As commodity pricing resets to $50.00/$3.00 ($49.62 WTI/$2.99 NYMEX as of the close on March 9, 2017), I think now is an appropriate time to break out a data workbook I've been analyzing for several months in anticipation of oil pricing/volatility reflating spatial risk. Since Q3 2016, I've tracked a general, indiscriminate risk-deflation taking place across all risk tranches of the Energy Complex, inclusive of the stressed space (i.e., inclusive of CCC-rated credit).
The general risk-deflation, which refers to valuation-multiple expansion across a space on a widespread, generally indiscriminate basis (also referred to as a "valuation-reflation"), has been most apparent in the high-yield bond markets. That's where even CCC-rated credits have seen junior debt (referring to debt without apparent value-recovery claim in a restructuring) trading to par (i.e., 100 cents on the dollar). Sometimes, although not entirely accurate in all instances, the above dynamic can be generally described as a "bubble."
This dynamic has taken place, by the way, not into a progressively higher oil and/or natural gas pricing deck - but into one that has simply stabilized. It should be noted that the described "oil pricing stabilization" has taken place at pricing levels that still call for many Energy Complex names to routinely financially engineer obligation-tethered cash outflows, general liquidity, and/or capex balances.
Given the circumstances providing the foundation of the overall dynamic - the indiscriminate risk-deflation - there could be a capital destructive unwind to the valuation-reflation having taken place. Some names - notably (but not exclusively) Marcellus and Utica-based E&Ps - have already experienced dramatic drawdowns to debt and equity pricing. All names modeled and all stress-data modeled can be viewed on a point-by-point basis - for specificity - via a link provided below. For brevity (and due to platform constraints), I'll refrain from addressing any particular name within this article.
Based on my observations, presented below, we're likely looking at a dynamic of winners and losers on a go-forward basis - at least for the midterm. Put another way, if an investor is exposed to an Energy Complex enterprise that has seen a valuation-reflation simply as a result of valuation-multiple expansion, the investor is going to find this out quickly and in a punitive fashion.
I would recommend market participants assess 1) the defensive capacity of each Energy Complex investment (i.e., how tethered the enterprise is to commodity pricing), 2) what optionality the investment's capital structure has in destressing efforts, should it come to that, and 3) what distance the investment is to covenants and/or any other default triggers (as well as what remedies the enterprise has for curing any deficiency). I would highly recommend a top-down (i.e., capital-structure-down) analysis, given the uncertainty into future pricing decks.
Notes on the Charts Below
- Data points are comprised of the 95 Energy Complex names within the ATLAS SandDance Index.
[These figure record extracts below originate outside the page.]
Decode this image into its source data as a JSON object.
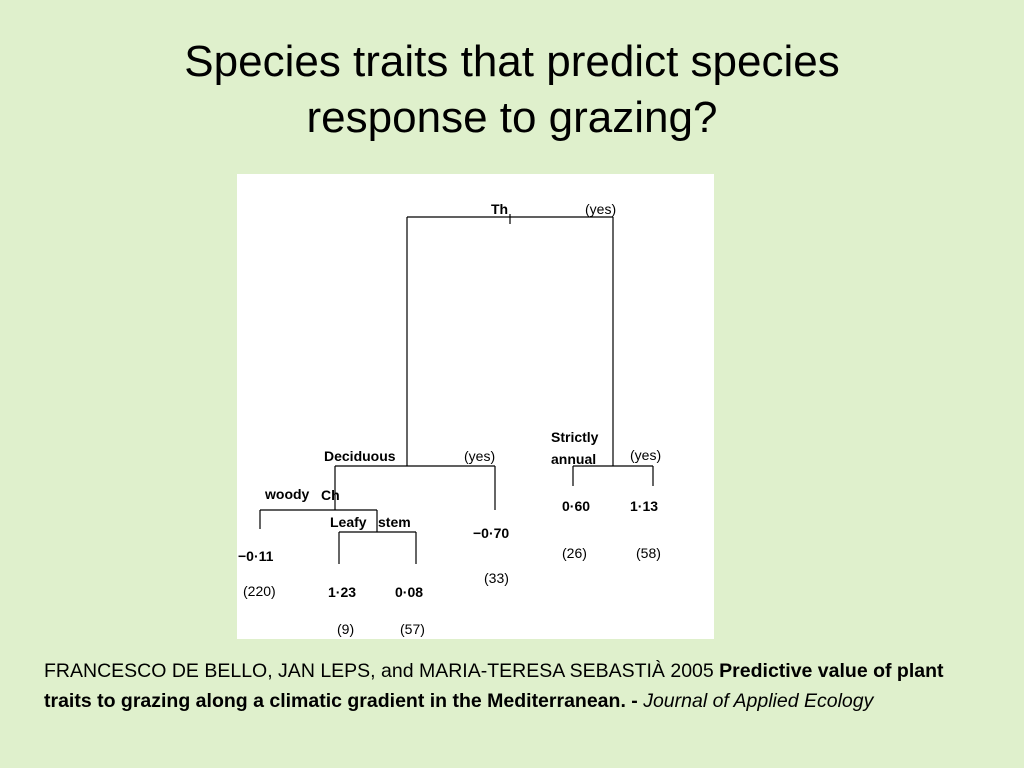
{
  "slide": {
    "title_line1": "Species traits that predict species",
    "title_line2": "response to grazing?"
  },
  "tree": {
    "root": {
      "label": "Th",
      "yes": "(yes)"
    },
    "left": {
      "label": "Deciduous",
      "yes": "(yes)",
      "left": {
        "label_left": "woody",
        "label_right": "Ch",
        "left": {
          "value": "−0·11",
          "n": "(220)"
        },
        "right": {
          "label_left": "Leafy",
          "label_right": "stem",
          "left": {
            "value": "1·23",
            "n": "(9)"
          },
          "right": {
            "value": "0·08",
            "n": "(57)"
          }
        }
      },
      "right": {
        "value": "−0·70",
        "n": "(33)"
      }
    },
    "right": {
      "label_line1": "Strictly",
      "label_line2": "annual",
      "yes": "(yes)",
      "left": {
        "value": "0·60",
        "n": "(26)"
      },
      "right": {
        "value": "1·13",
        "n": "(58)"
      }
    }
  },
  "citation": {
    "authors": "FRANCESCO DE BELLO, JAN LEPS, and MARIA-TERESA SEBASTIÀ 2005 ",
    "title": "Predictive value of plant traits to grazing along a climatic gradient in the Mediterranean.",
    "separator": " - ",
    "journal": "Journal of Applied Ecology"
  }
}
- Data points are clustered into a uniform grid of hexagons that effectively structure statistical bins expressing risk.
- Rather than relying on size to indicate differences in values like a bubble chart, the hexbin plot instead uses variation in bin color, like a heat map (a higher saturation - or darker color - indicates higher density when working with measures).
- The x-axis represents either actual or implied credit default swap scoring/pricing.
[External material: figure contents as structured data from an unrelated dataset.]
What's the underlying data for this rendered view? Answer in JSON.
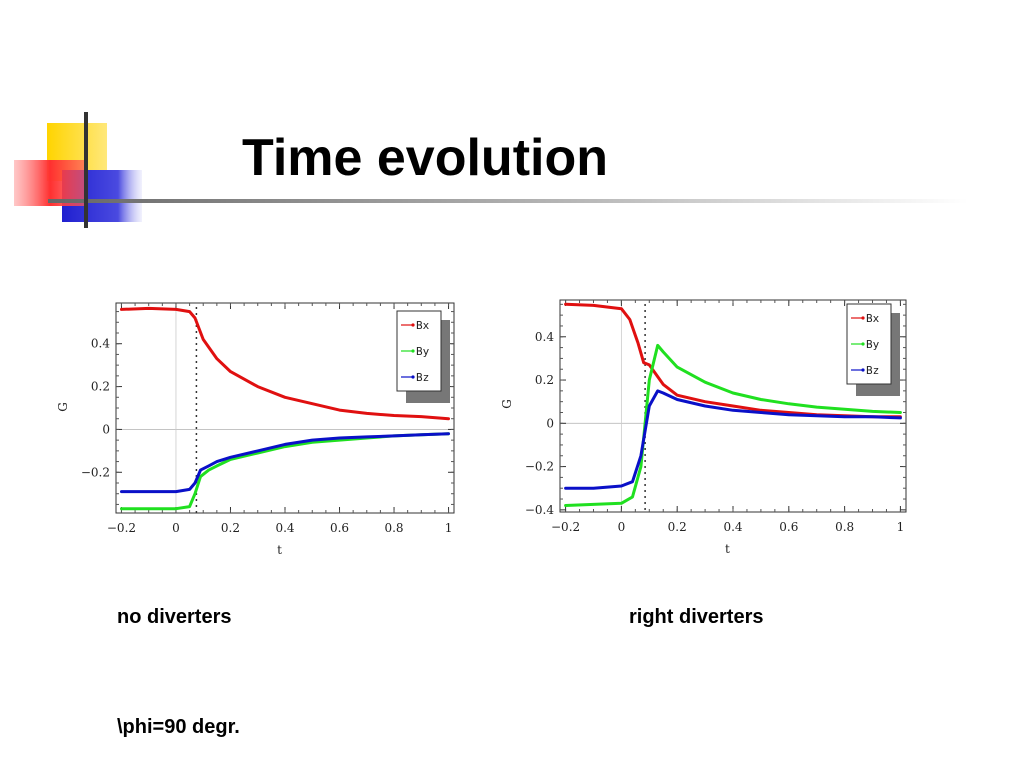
{
  "slide": {
    "title": "Time evolution",
    "captions": [
      "no diverters",
      "right diverters"
    ],
    "note": "\\phi=90 degr."
  },
  "colors": {
    "Bx": "#e01010",
    "By": "#20e020",
    "Bz": "#0a10c8"
  },
  "chart_data": [
    {
      "type": "line",
      "title": "",
      "xlabel": "t",
      "ylabel": "G",
      "xlim": [
        -0.22,
        1.02
      ],
      "ylim": [
        -0.39,
        0.59
      ],
      "xticks": [
        -0.2,
        0,
        0.2,
        0.4,
        0.6,
        0.8,
        1
      ],
      "xtick_labels": [
        "−0.2",
        "0",
        "0.2",
        "0.4",
        "0.6",
        "0.8",
        "1"
      ],
      "yticks": [
        -0.2,
        0,
        0.2,
        0.4
      ],
      "ytick_labels": [
        "−0.2",
        "0",
        "0.2",
        "0.4"
      ],
      "marker_line_t": 0.075,
      "legend_position": "top-right",
      "series": [
        {
          "name": "Bx",
          "x": [
            -0.2,
            -0.1,
            0.0,
            0.05,
            0.07,
            0.1,
            0.15,
            0.2,
            0.3,
            0.4,
            0.5,
            0.6,
            0.7,
            0.8,
            0.9,
            1.0
          ],
          "values": [
            0.56,
            0.565,
            0.56,
            0.55,
            0.52,
            0.42,
            0.33,
            0.27,
            0.2,
            0.15,
            0.12,
            0.09,
            0.075,
            0.065,
            0.06,
            0.05
          ]
        },
        {
          "name": "By",
          "x": [
            -0.2,
            -0.1,
            0.0,
            0.05,
            0.07,
            0.09,
            0.12,
            0.15,
            0.2,
            0.3,
            0.4,
            0.5,
            0.6,
            0.7,
            0.8,
            0.9,
            1.0
          ],
          "values": [
            -0.37,
            -0.37,
            -0.37,
            -0.36,
            -0.3,
            -0.22,
            -0.19,
            -0.17,
            -0.14,
            -0.11,
            -0.08,
            -0.06,
            -0.05,
            -0.04,
            -0.03,
            -0.025,
            -0.02
          ]
        },
        {
          "name": "Bz",
          "x": [
            -0.2,
            -0.1,
            0.0,
            0.05,
            0.07,
            0.09,
            0.12,
            0.15,
            0.2,
            0.3,
            0.4,
            0.5,
            0.6,
            0.7,
            0.8,
            0.9,
            1.0
          ],
          "values": [
            -0.29,
            -0.29,
            -0.29,
            -0.28,
            -0.25,
            -0.19,
            -0.17,
            -0.15,
            -0.13,
            -0.1,
            -0.07,
            -0.05,
            -0.04,
            -0.035,
            -0.03,
            -0.025,
            -0.02
          ]
        }
      ]
    },
    {
      "type": "line",
      "title": "",
      "xlabel": "t",
      "ylabel": "G",
      "xlim": [
        -0.22,
        1.02
      ],
      "ylim": [
        -0.41,
        0.57
      ],
      "xticks": [
        -0.2,
        0,
        0.2,
        0.4,
        0.6,
        0.8,
        1
      ],
      "xtick_labels": [
        "−0.2",
        "0",
        "0.2",
        "0.4",
        "0.6",
        "0.8",
        "1"
      ],
      "yticks": [
        -0.4,
        -0.2,
        0,
        0.2,
        0.4
      ],
      "ytick_labels": [
        "−0.4",
        "−0.2",
        "0",
        "0.2",
        "0.4"
      ],
      "marker_line_t": 0.085,
      "legend_position": "top-right",
      "series": [
        {
          "name": "Bx",
          "x": [
            -0.2,
            -0.1,
            0.0,
            0.03,
            0.06,
            0.08,
            0.1,
            0.15,
            0.2,
            0.3,
            0.4,
            0.5,
            0.6,
            0.7,
            0.8,
            0.9,
            1.0
          ],
          "values": [
            0.55,
            0.545,
            0.53,
            0.48,
            0.37,
            0.28,
            0.27,
            0.18,
            0.13,
            0.1,
            0.08,
            0.06,
            0.05,
            0.04,
            0.035,
            0.03,
            0.03
          ]
        },
        {
          "name": "By",
          "x": [
            -0.2,
            -0.1,
            0.0,
            0.04,
            0.07,
            0.1,
            0.13,
            0.15,
            0.2,
            0.3,
            0.4,
            0.5,
            0.6,
            0.7,
            0.8,
            0.9,
            1.0
          ],
          "values": [
            -0.38,
            -0.375,
            -0.37,
            -0.34,
            -0.2,
            0.2,
            0.36,
            0.33,
            0.26,
            0.19,
            0.14,
            0.11,
            0.09,
            0.075,
            0.065,
            0.055,
            0.05
          ]
        },
        {
          "name": "Bz",
          "x": [
            -0.2,
            -0.1,
            0.0,
            0.04,
            0.07,
            0.1,
            0.13,
            0.15,
            0.2,
            0.3,
            0.4,
            0.5,
            0.6,
            0.7,
            0.8,
            0.9,
            1.0
          ],
          "values": [
            -0.3,
            -0.3,
            -0.29,
            -0.27,
            -0.15,
            0.08,
            0.15,
            0.14,
            0.11,
            0.08,
            0.06,
            0.05,
            0.04,
            0.035,
            0.03,
            0.03,
            0.025
          ]
        }
      ]
    }
  ]
}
- The y-axis represents 12-month default probabilities.
- Dots within hexagons represent individual enterprises within the ATLAS SandDance Index, and can be identified by scrolling over the dots within the live model (linked below).
- All data via the following: ATLAS Consulting, Kamakura Corp., TRACE, FINRA, Market Axess, Exchange Data International, and/or public filings via EDGAR.
- A live workbook has been published online.
Note how starting in September 2016, and continuing to the most recent period of February 2017, the data points cluster tighter and tighter into the intercept of the x-axis and y-axis (i.e., to the lowest point of expressed risk). This is made clearer in that the saturation of the bins (or statistically significant data ranges), near the intercept of the x-axis and y-axis, becomes more and more exaggerated over time. This indiscriminate risk-deflation - regardless of credit rating, commodity exposure, covenant distance, leverage profile, etc. - is what I've described in the introduction above.
Again, this could make for a historically capital destructive unwind (i.e., risk-reflation).
Disclosure: I/we have no positions in any stocks mentioned, and no plans to initiate any positions within the next 72 hours.
I wrote this article myself, and it expresses my own opinions. I am not receiving compensation for it (other than from Seeking Alpha). I have no business relationship with any company whose stock is mentioned in this article.